Some books are merely written. Other books, rare as red squirrels now, are made out of such need that they seem to have been generated by pure will, by an urgency at once personal and on behalf of the greater assembly. This, seven years in the crafting, is such a work.
Griffiths’s previous book, ‘Pip, Pip: A Sideways Look at Time’ exploded the straitjacket of the clock, following a global seam of the richest hue in its exploration of non-industrial ways of considering the ageing of the body and the turn of the seasons. Here, she turns all her senses to space, on a multi-dimensional quest to understand the nature and importance of ‘wildness’. Travelling with the elements – earth, ice, water, fire and air – she roves from the Amazon to the Arctic and Australia. Across the oceans she encounters polar bears and West Papua liberation fighters. Always, and rightly, she meets herself in changing light as part of the phenomenal world.

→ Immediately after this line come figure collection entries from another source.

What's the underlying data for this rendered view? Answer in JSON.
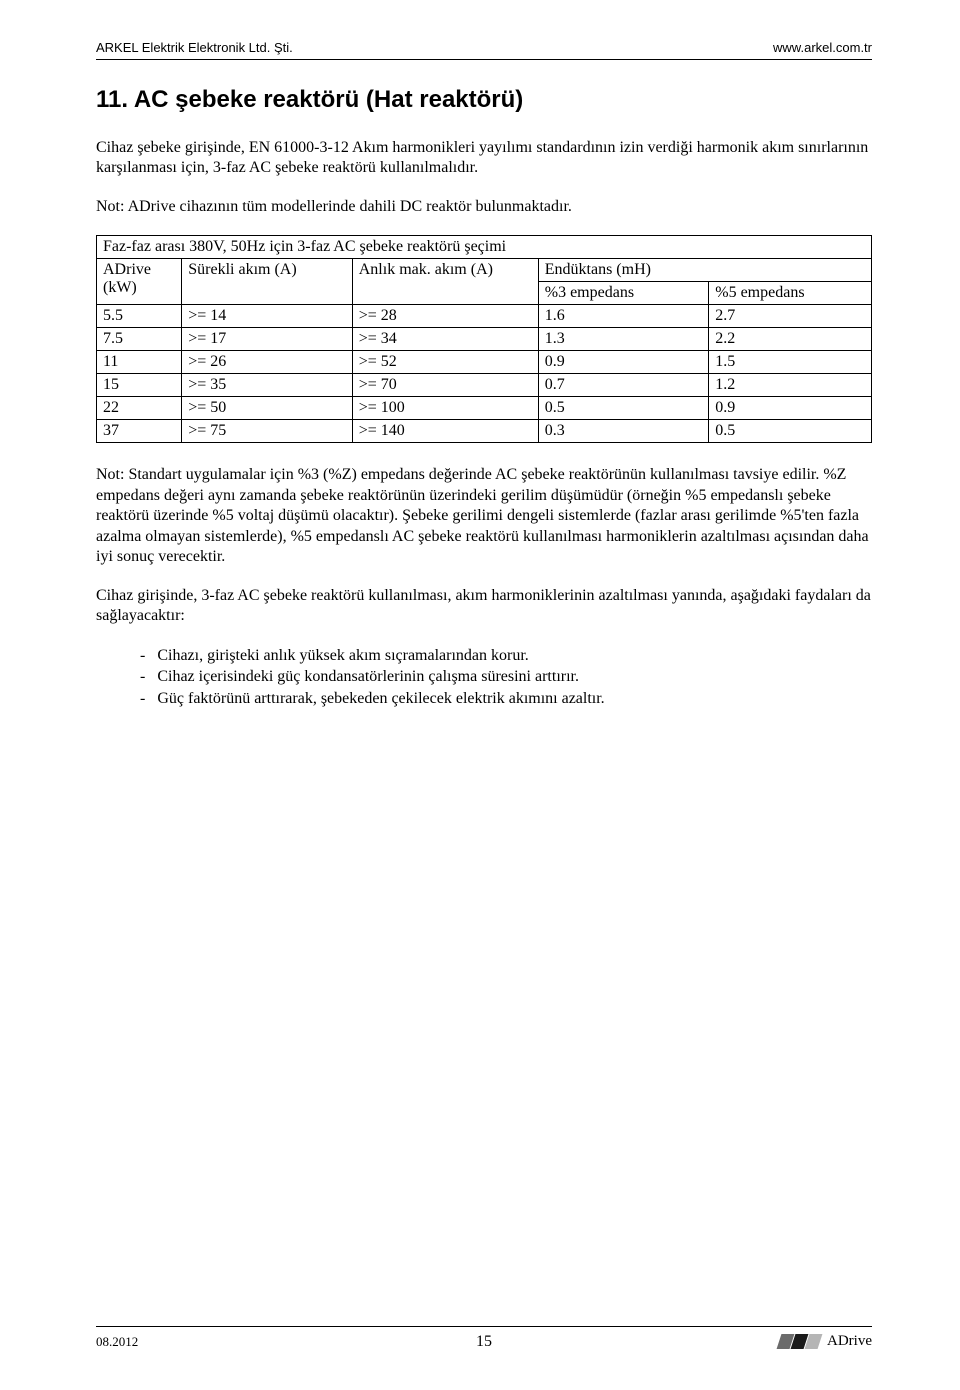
{
  "header": {
    "company": "ARKEL Elektrik Elektronik Ltd. Şti.",
    "website": "www.arkel.com.tr"
  },
  "section": {
    "title": "11. AC şebeke reaktörü (Hat reaktörü)",
    "p1": "Cihaz şebeke girişinde, EN 61000-3-12 Akım harmonikleri yayılımı standardının izin verdiği harmonik akım sınırlarının karşılanması için, 3-faz AC şebeke reaktörü kullanılmalıdır.",
    "p2": "Not: ADrive cihazının tüm modellerinde dahili DC reaktör bulunmaktadır.",
    "table": {
      "caption": "Faz-faz arası 380V, 50Hz için 3-faz AC şebeke reaktörü şeçimi",
      "h_kw_top": "ADrive",
      "h_kw_bot": "(kW)",
      "h_cont": "Sürekli akım (A)",
      "h_peak": "Anlık mak. akım (A)",
      "h_ind": "Endüktans (mH)",
      "h_3": "%3 empedans",
      "h_5": "%5 empedans",
      "rows": [
        {
          "kw": "5.5",
          "cont": ">= 14",
          "peak": ">= 28",
          "i3": "1.6",
          "i5": "2.7"
        },
        {
          "kw": "7.5",
          "cont": ">= 17",
          "peak": ">= 34",
          "i3": "1.3",
          "i5": "2.2"
        },
        {
          "kw": "11",
          "cont": ">= 26",
          "peak": ">= 52",
          "i3": "0.9",
          "i5": "1.5"
        },
        {
          "kw": "15",
          "cont": ">= 35",
          "peak": ">= 70",
          "i3": "0.7",
          "i5": "1.2"
        },
        {
          "kw": "22",
          "cont": ">= 50",
          "peak": ">= 100",
          "i3": "0.5",
          "i5": "0.9"
        },
        {
          "kw": "37",
          "cont": ">= 75",
          "peak": ">= 140",
          "i3": "0.3",
          "i5": "0.5"
        }
      ]
    },
    "p3": "Not: Standart uygulamalar için %3 (%Z) empedans değerinde AC şebeke reaktörünün kullanılması tavsiye edilir. %Z empedans değeri aynı zamanda şebeke reaktörünün üzerindeki gerilim düşümüdür (örneğin %5 empedanslı şebeke reaktörü üzerinde %5 voltaj düşümü olacaktır). Şebeke gerilimi dengeli sistemlerde (fazlar arası gerilimde %5'ten fazla azalma olmayan sistemlerde), %5 empedanslı AC şebeke reaktörü kullanılması harmoniklerin azaltılması açısından daha iyi sonuç verecektir.",
    "p4": "Cihaz girişinde, 3-faz AC şebeke reaktörü kullanılması, akım harmoniklerinin azaltılması yanında, aşağıdaki faydaları da sağlayacaktır:",
    "bullets": [
      "Cihazı, girişteki anlık yüksek akım sıçramalarından korur.",
      "Cihaz içerisindeki güç kondansatörlerinin çalışma süresini arttırır.",
      "Güç faktörünü arttırarak, şebekeden çekilecek elektrik akımını azaltır."
    ]
  },
  "footer": {
    "date": "08.2012",
    "page": "15",
    "product": "ADrive",
    "logo_colors": [
      "#6b6b6b",
      "#1a1a1a",
      "#b5b5b5"
    ]
  },
  "table_style": {
    "border_color": "#000000",
    "col_widths_pct": [
      11,
      22,
      24,
      22,
      21
    ]
  }
}
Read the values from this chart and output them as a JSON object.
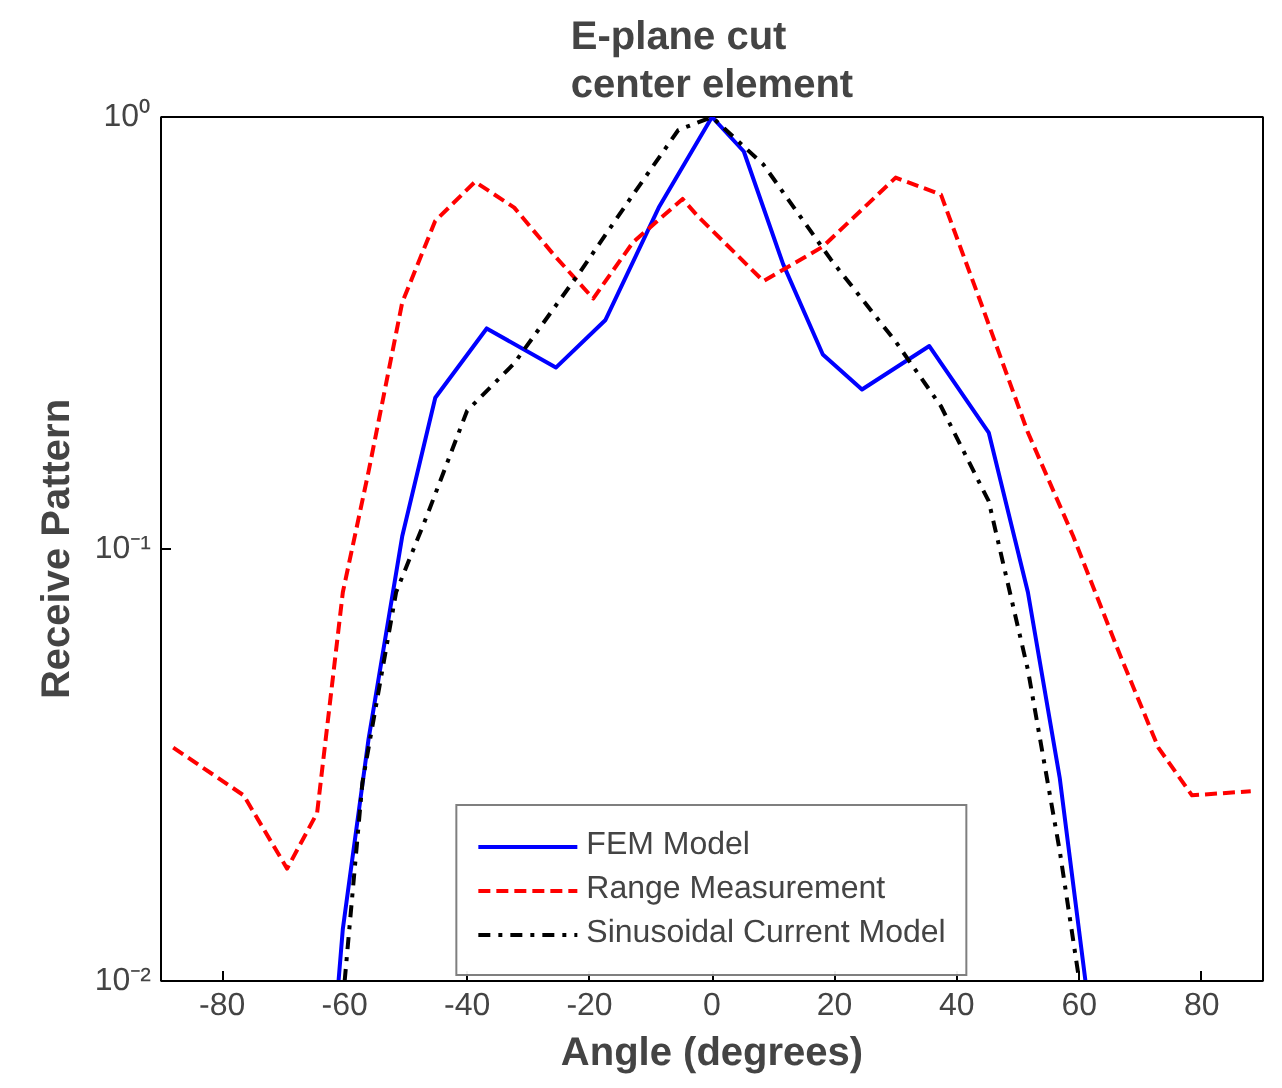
{
  "chart_data": {
    "type": "line",
    "title": "E-plane cut\ncenter element",
    "xlabel": "Angle (degrees)",
    "ylabel": "Receive Pattern",
    "xlim": [
      -90,
      90
    ],
    "xticks": [
      -80,
      -60,
      -40,
      -20,
      0,
      20,
      40,
      60,
      80
    ],
    "ylim": [
      0.01,
      1
    ],
    "yticks": [
      {
        "value": 0.01,
        "label": "10⁻²"
      },
      {
        "value": 0.1,
        "label": "10⁻¹"
      },
      {
        "value": 1,
        "label": "10⁰"
      }
    ],
    "log": "y",
    "grid": false,
    "legend": "bottom",
    "marker": "none",
    "series": [
      {
        "name": "FEM Model",
        "color": "#0000ff",
        "line_style": "solid",
        "x": [
          -61,
          -60.3,
          -56.1,
          -50.6,
          -45.2,
          -36.8,
          -25.5,
          -17.4,
          -8.7,
          0,
          5.2,
          11.6,
          18.1,
          24.5,
          35.5,
          45.2,
          51.6,
          56.8,
          61
        ],
        "values": [
          0.01,
          0.0132,
          0.0363,
          0.107,
          0.224,
          0.324,
          0.263,
          0.339,
          0.617,
          1,
          0.832,
          0.457,
          0.282,
          0.234,
          0.295,
          0.186,
          0.0794,
          0.0295,
          0.01
        ]
      },
      {
        "name": "Range Measurement",
        "color": "#ff0000",
        "line_style": "dashed",
        "x": [
          -88,
          -76.5,
          -69.4,
          -64.5,
          -60.3,
          -56.1,
          -50.6,
          -45.2,
          -38.7,
          -32.3,
          -25.8,
          -19.4,
          -12.9,
          -4.8,
          -2.3,
          8.4,
          18.1,
          30,
          37.4,
          43.9,
          51.6,
          59,
          66.5,
          72.9,
          78.4,
          88
        ],
        "values": [
          0.0347,
          0.0269,
          0.0182,
          0.0245,
          0.0794,
          0.151,
          0.372,
          0.575,
          0.708,
          0.617,
          0.479,
          0.38,
          0.513,
          0.646,
          0.589,
          0.417,
          0.501,
          0.724,
          0.661,
          0.372,
          0.186,
          0.107,
          0.0575,
          0.0347,
          0.0269,
          0.0275
        ]
      },
      {
        "name": "Sinusoidal Current Model",
        "color": "#000000",
        "line_style": "dashdot",
        "x": [
          -60,
          -57.1,
          -51.6,
          -46.5,
          -40,
          -32.3,
          -21.6,
          -12.9,
          -5.5,
          0,
          8.4,
          19.4,
          30,
          37.4,
          45.2,
          51.6,
          56.8,
          60
        ],
        "values": [
          0.01,
          0.0288,
          0.0794,
          0.12,
          0.209,
          0.269,
          0.437,
          0.661,
          0.933,
          1,
          0.776,
          0.468,
          0.302,
          0.214,
          0.129,
          0.0525,
          0.02,
          0.01
        ]
      }
    ]
  }
}
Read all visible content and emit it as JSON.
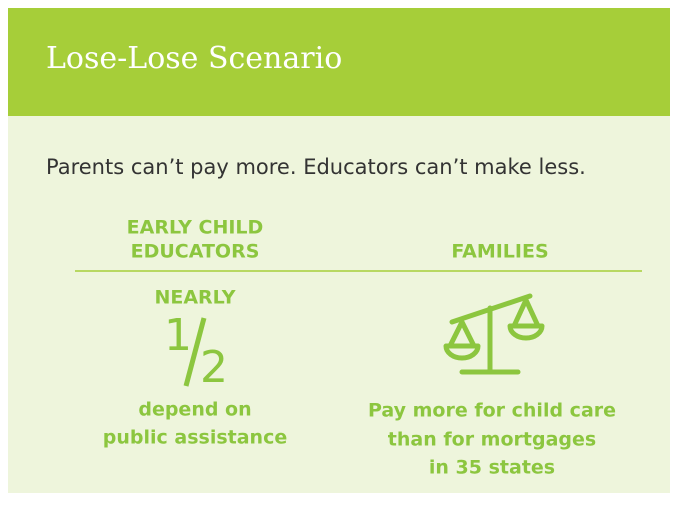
{
  "header": {
    "title": "Lose-Lose Scenario"
  },
  "intro": "Parents can’t pay more. Educators can’t make less.",
  "columns": [
    {
      "heading": [
        "EARLY CHILD",
        "EDUCATORS"
      ],
      "stat_prefix": "NEARLY",
      "numerator": "1",
      "denominator": "2",
      "caption": [
        "depend on",
        "public assistance"
      ]
    },
    {
      "heading": [
        "FAMILIES"
      ],
      "caption": [
        "Pay more for child care",
        "than for mortgages",
        "in 35 states"
      ]
    }
  ]
}
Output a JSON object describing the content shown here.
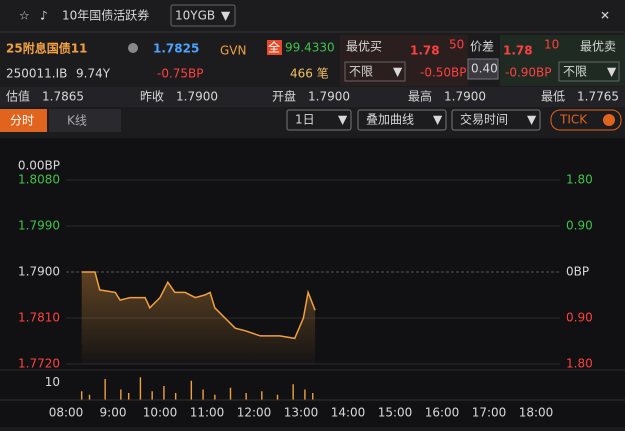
{
  "header": {
    "title": "10年国债活跃券",
    "selector": "10YGB"
  },
  "quote": {
    "name": "25附息国债11",
    "price": "1.7825",
    "source": "GVN",
    "full_tag": "全",
    "full_price": "99.4330",
    "code": "250011.IB",
    "term": "9.74Y",
    "change": "-0.75BP",
    "trades": "466 笔"
  },
  "best_bid": {
    "label": "最优买",
    "price": "1.78",
    "sub": "50",
    "filter": "不限",
    "change": "-0.50BP"
  },
  "spread": {
    "label": "价差",
    "value": "0.40"
  },
  "best_ask": {
    "label": "最优卖",
    "price": "1.78",
    "sub": "10",
    "filter": "不限",
    "change": "-0.90BP"
  },
  "stats": [
    {
      "label": "估值",
      "value": "1.7865"
    },
    {
      "label": "昨收",
      "value": "1.7900"
    },
    {
      "label": "开盘",
      "value": "1.7900"
    },
    {
      "label": "最高",
      "value": "1.7900"
    },
    {
      "label": "最低",
      "value": "1.7765"
    }
  ],
  "tabs": [
    "分时",
    "K线"
  ],
  "controls": [
    "1日",
    "叠加曲线",
    "交易时间",
    "TICK"
  ],
  "chart": {
    "type": "line",
    "top_label": "0.00BP",
    "color": "#f0a040",
    "base": 1.79,
    "x": [
      "08:20",
      "08:37",
      "08:43",
      "09:03",
      "09:09",
      "09:22",
      "09:41",
      "09:47",
      "10:00",
      "10:10",
      "10:19",
      "10:32",
      "10:45",
      "10:57",
      "11:04",
      "11:10",
      "11:23",
      "11:36",
      "11:49",
      "12:08",
      "12:33",
      "12:52",
      "13:03",
      "13:09",
      "13:18"
    ],
    "values": [
      1.79,
      1.79,
      1.7865,
      1.786,
      1.7845,
      1.785,
      1.785,
      1.783,
      1.785,
      1.788,
      1.786,
      1.786,
      1.785,
      1.7855,
      1.786,
      1.783,
      1.781,
      1.779,
      1.7785,
      1.7775,
      1.7775,
      1.777,
      1.781,
      1.786,
      1.7825
    ],
    "xlim": [
      "08:00",
      "18:00"
    ],
    "xticks": [
      "08:00",
      "9:00",
      "10:00",
      "11:00",
      "12:00",
      "13:00",
      "14:00",
      "15:00",
      "16:00",
      "17:00",
      "18:00"
    ],
    "ylim": [
      1.772,
      1.808
    ],
    "yticks": [
      {
        "value": 1.808,
        "label": "1.8080"
      },
      {
        "value": 1.799,
        "label": "1.7990"
      },
      {
        "value": 1.79,
        "label": "1.7900"
      },
      {
        "value": 1.781,
        "label": "1.7810"
      },
      {
        "value": 1.772,
        "label": "1.7720"
      }
    ],
    "y2lim": [
      -1.8,
      1.8
    ],
    "y2ticks": [
      {
        "value": 1.8,
        "label": "1.80"
      },
      {
        "value": 0.9,
        "label": "0.90"
      },
      {
        "value": 0,
        "label": "0BP"
      },
      {
        "value": -0.9,
        "label": "0.90"
      },
      {
        "value": -1.8,
        "label": "1.80"
      }
    ],
    "volume": {
      "x": [
        "08:20",
        "08:30",
        "08:50",
        "09:10",
        "09:20",
        "09:35",
        "09:50",
        "10:05",
        "10:20",
        "10:40",
        "10:55",
        "11:10",
        "11:30",
        "11:50",
        "12:10",
        "12:30",
        "12:50",
        "13:05",
        "13:15"
      ],
      "values": [
        5,
        3,
        12,
        6,
        4,
        13,
        5,
        8,
        4,
        11,
        6,
        3,
        7,
        4,
        5,
        3,
        9,
        6,
        4
      ],
      "ylim": [
        0,
        16
      ],
      "yticks": [
        10
      ]
    }
  }
}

Like Rebecca Solnit and John Berger – dwellers in the fecund borders between the social and the personal, the political and the epiphanic – Griffiths is primarily a storyteller. And the tales she weaves are those in which the speaker is deeply, unashamedly implicated. Speaking to the planetary tribe at a moment of extraordinary collective crisis, she operates shamanically, making a series of remarkable journeys through cultures, conflicts and language, and she returns with the wisdom of profoundly lived experience – that of herself and others – from which she has fashioned a manifesto that speaks to all about being fully human in the world as it is and as it might be.
That she closes with a journey through the sixth element, mind, reveals the core of her project. A bardic hymn to the necessity of the unfettered in envisioning possibility and change, ‘Wild’ is radical in the original, etymological sense. It goes to the root of the problem and it sings its way there.